Sometimes structured data is embedded inside unstructured documents: price tables in a PDF, contract terms in a policy file, address lists in a handbook. In these cases the data exists, but it is not yet in a form Vedana can query directly. The correct approach is:

Extract the text from the source document.
Identify the structured elements (tables, lists, repeated patterns).
Convert them into a clean tabular format.
Upload into Grist.
Update the data model accordingly.

This hybrid approach significantly improves answer accuracy for data that would otherwise only be retrievable through approximate text matching.

Combining Both Approaches

The most effective strategy for most domains is to use both document chunks and structured anchors together, each for what it does best.

Keep explanatory content as document chunks. Extract measurable, queryable attributes into structured anchors. The two approaches are complementary, not mutually exclusive.

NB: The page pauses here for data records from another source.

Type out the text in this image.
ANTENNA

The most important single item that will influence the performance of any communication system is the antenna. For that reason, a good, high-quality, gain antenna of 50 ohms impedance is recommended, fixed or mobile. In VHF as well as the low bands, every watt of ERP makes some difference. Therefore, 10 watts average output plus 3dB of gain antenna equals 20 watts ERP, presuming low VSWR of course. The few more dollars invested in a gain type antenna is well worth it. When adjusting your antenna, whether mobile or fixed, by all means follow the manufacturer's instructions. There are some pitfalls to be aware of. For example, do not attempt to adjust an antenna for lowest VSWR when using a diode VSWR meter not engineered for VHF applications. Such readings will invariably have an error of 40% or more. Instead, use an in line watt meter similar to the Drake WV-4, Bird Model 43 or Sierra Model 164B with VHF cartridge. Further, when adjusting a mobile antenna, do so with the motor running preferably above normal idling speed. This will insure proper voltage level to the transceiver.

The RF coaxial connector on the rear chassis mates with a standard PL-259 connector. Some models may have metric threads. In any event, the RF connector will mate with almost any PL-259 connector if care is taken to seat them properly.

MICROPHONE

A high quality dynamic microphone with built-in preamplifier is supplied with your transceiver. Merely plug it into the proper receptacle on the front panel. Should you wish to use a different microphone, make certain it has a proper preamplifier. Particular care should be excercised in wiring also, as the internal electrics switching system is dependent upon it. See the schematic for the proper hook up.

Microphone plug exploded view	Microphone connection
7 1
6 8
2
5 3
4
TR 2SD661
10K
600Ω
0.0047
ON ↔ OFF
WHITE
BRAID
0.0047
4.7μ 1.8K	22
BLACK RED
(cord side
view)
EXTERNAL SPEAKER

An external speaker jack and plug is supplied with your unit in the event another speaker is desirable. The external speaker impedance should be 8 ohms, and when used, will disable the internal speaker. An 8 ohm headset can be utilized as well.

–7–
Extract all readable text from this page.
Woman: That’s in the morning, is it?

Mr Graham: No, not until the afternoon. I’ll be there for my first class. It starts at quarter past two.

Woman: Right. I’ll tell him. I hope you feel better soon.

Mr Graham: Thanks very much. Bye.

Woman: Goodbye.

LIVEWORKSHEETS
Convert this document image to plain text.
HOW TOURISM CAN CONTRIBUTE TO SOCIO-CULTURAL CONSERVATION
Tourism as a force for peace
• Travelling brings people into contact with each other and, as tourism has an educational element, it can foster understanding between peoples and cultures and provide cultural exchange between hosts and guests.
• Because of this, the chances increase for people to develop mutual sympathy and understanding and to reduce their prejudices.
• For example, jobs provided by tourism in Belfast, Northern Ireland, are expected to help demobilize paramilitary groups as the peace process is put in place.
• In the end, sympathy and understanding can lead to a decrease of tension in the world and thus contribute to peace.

Take a contract as an example. Keep the full contract text in document_chunks so the assistant can retrieve and explain its contents. At the same time, extract the key structured fields — contract_id, start_date, end_date, counterparty — and store them as a structured anchor.

For example: Contract document:

Keep full contract text in document_chunks so the assistant can retrieve and explain its contents.
Extract:
- contract_id
- start_date
- end_date
- counterparty

Store those as structured anchors.

Now Vedana can answer “When does this contract expire?” deterministically via Cypher, and still retrieve the relevant clause text via vector search when needed.